- Relator(a)
- Ministra Laurita Vaz
- Órgão julgador
- Sexta Turma
- Data do julgamento
- 01/12/2020
- Data de publicação
- 16/12/2020
STJ – Acórdão, Rel. Ministra Laurita Vaz, Sexta Turma, j. 01/12/2020, p. 16/12/2020
AGRAVO REGIMENTAL EM HABEAS CORPUS. INDEFERIMENTO DO PEDIDO LIMINAR. DESCABIMENTO DE RECURSO. PRECEDENTES DESTA CORTE E DO SUPREMO TRIBUNAL FEDERAL. ALEGADA NECESSIDADE DE INCIDÊNCIA DA MINORANTE ESPECIAL RELATIVA AO TRÁFICO DE DROGAS E DE ABRANDAMENTO DO REGIME PRISIONAL INICIAL. APARENTE IMPOSSIBILIDADE. AGRAVO REGIMENTAL NÃO CONHECIDO. 1. Não cabe agravo regimental contra decisão proferida em habeas corpus que, fundamentadamente, defere ou indefere o pedido liminar. 2. Hipótese em que, outrossim, a decisão deve ser mantida por seus próprios fundamentos, pois, ao menos em juízo perfunctório, não há como se concluir, prontamente, pela existência de ilegalidade nos autos. 3. A jurisprudência do STJ é no sentido de que "as ações penais em curso, embora não possam configurar reincidência ou maus antecedentes, podem ser utilizados pelas instâncias ordinárias, para avaliarem a habitualidade do acusado na prática criminosa e afastarem a aplicação da minorante prevista no art. 33, § 4.°, da Lei n. 11.343/2006" (AgRg no AREsp 1.721.158/SC, Rel.
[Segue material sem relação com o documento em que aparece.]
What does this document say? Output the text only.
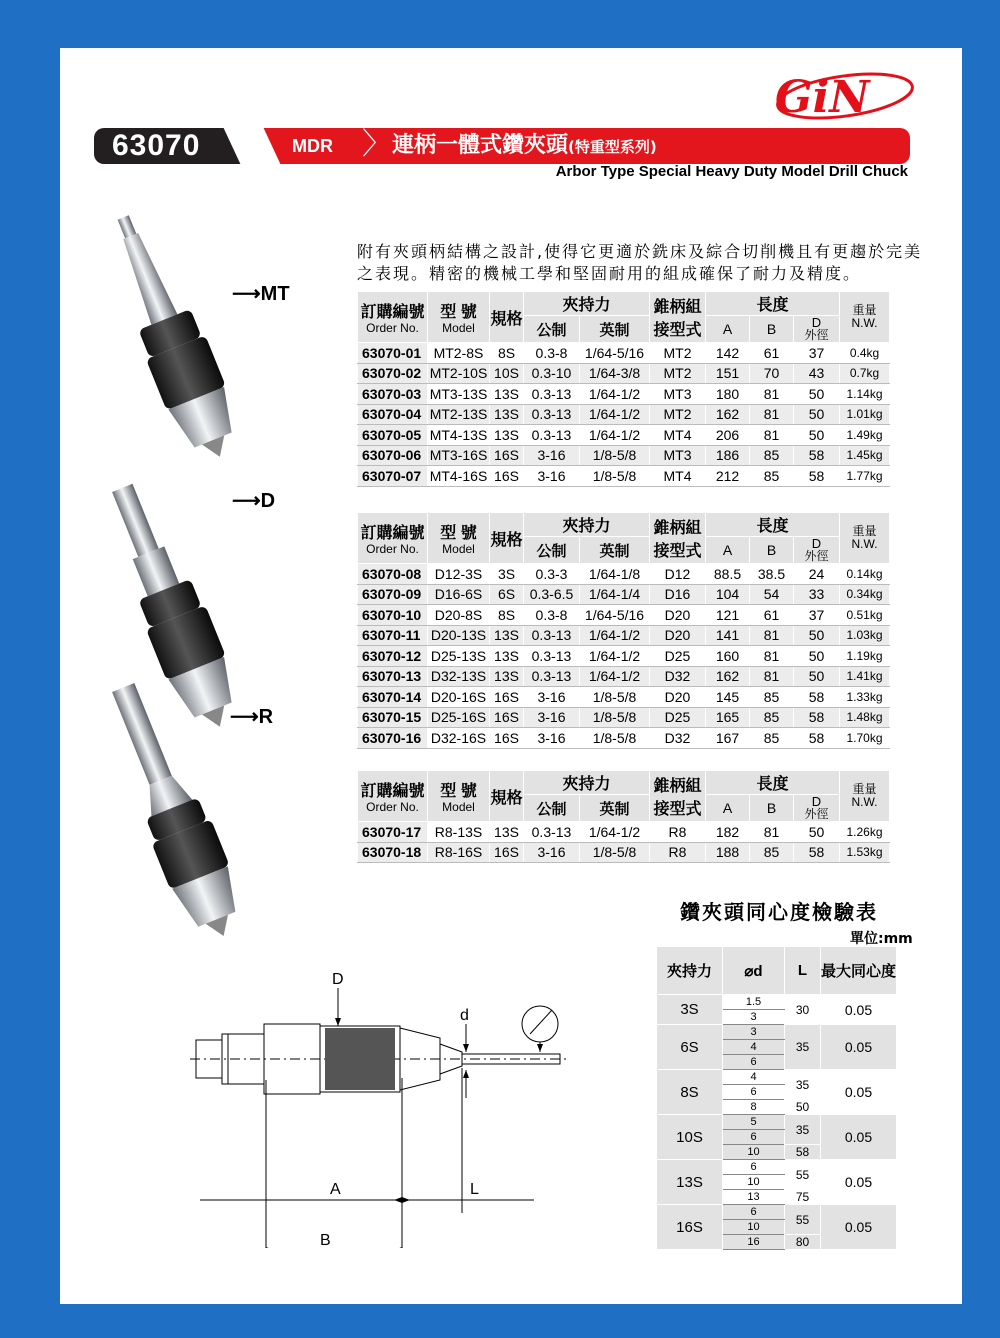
GiN
63070	MDR 〉 連柄一體式鑽夾頭(特重型系列)
Arbor Type Special Heavy Duty Model Drill Chuck
⟶MT
⟶D
⟶R
附有夾頭柄結構之設計,使得它更適於銑床及綜合切削機且有更趨於完美之表現。精密的機械工學和堅固耐用的組成確保了耐力及精度。
訂購編號
Order No.	型 號
Model	規格	夾持力		錐柄組接型式	長度			重量
N.W.

			公制	英制		A	B	D
外徑	

63070-01	MT2-8S	8S	0.3-8	1/64-5/16	MT2	142	61	37	0.4kg
63070-02	MT2-10S	10S	0.3-10	1/64-3/8	MT2	151	70	43	0.7kg
63070-03	MT3-13S	13S	0.3-13	1/64-1/2	MT3	180	81	50	1.14kg
63070-04	MT2-13S	13S	0.3-13	1/64-1/2	MT2	162	81	50	1.01kg
63070-05	MT4-13S	13S	0.3-13	1/64-1/2	MT4	206	81	50	1.49kg
63070-06	MT3-16S	16S	3-16	1/8-5/8	MT3	186	85	58	1.45kg
63070-07	MT4-16S	16S	3-16	1/8-5/8	MT4	212	85	58	1.77kg
訂購編號
Order No.	型 號
Model	規格	夾持力		錐柄組接型式	長度			重量
N.W.

			公制	英制		A	B	D
外徑	

63070-08	D12-3S	3S	0.3-3	1/64-1/8	D12	88.5	38.5	24	0.14kg
63070-09	D16-6S	6S	0.3-6.5	1/64-1/4	D16	104	54	33	0.34kg
63070-10	D20-8S	8S	0.3-8	1/64-5/16	D20	121	61	37	0.51kg
63070-11	D20-13S	13S	0.3-13	1/64-1/2	D20	141	81	50	1.03kg
63070-12	D25-13S	13S	0.3-13	1/64-1/2	D25	160	81	50	1.19kg
63070-13	D32-13S	13S	0.3-13	1/64-1/2	D32	162	81	50	1.41kg
63070-14	D20-16S	16S	3-16	1/8-5/8	D20	145	85	58	1.33kg
63070-15	D25-16S	16S	3-16	1/8-5/8	D25	165	85	58	1.48kg
63070-16	D32-16S	16S	3-16	1/8-5/8	D32	167	85	58	1.70kg
訂購編號
Order No.	型 號
Model	規格	夾持力		錐柄組接型式	長度			重量
N.W.

			公制	英制		A	B	D
外徑	

63070-17	R8-13S	13S	0.3-13	1/64-1/2	R8	182	81	50	1.26kg
63070-18	R8-16S	16S	3-16	1/8-5/8	R8	188	85	58	1.53kg
鑽夾頭同心度檢驗表
單位:mm
夾持力	⌀d	L	最大同心度
3S	1.5	30	0.05
	3		
6S	3	35	0.05
	4		
	6		
8S	4	35	0.05
	6		
	8	50	
10S	5	35	0.05
	6		
	10	58	
13S	6	55	0.05
	10		
	13	75	
16S	6	55	0.05
	10		
	16	80	
D
d
A	L
B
Ministra LAURITA VAZ, SEXTA TURMA, julgado em 06/10/2020, DJe 19/10/2020); e que "estabelecida a pena-base acima do mínimo legal, por ter sido desfavorável mente valorada circunstância do art. 59 do Estatuto Repressor, admite-se a fixação de regime prisional mais gravoso do que o indicado pelo quantum de reprimenda imposta ao réu" (HC 549.438/RJ, Rel. Ministro RIBEIRO DANTAS, QUINTA TURMA, DJe 12/02/2020). 4. Agravo regimental não conhecido. (AgRg no HC n. 622.416/PE, relatora Ministra Laurita Vaz, Sexta Turma, julgado em 1/12/2020, DJe de 16/12/2020.)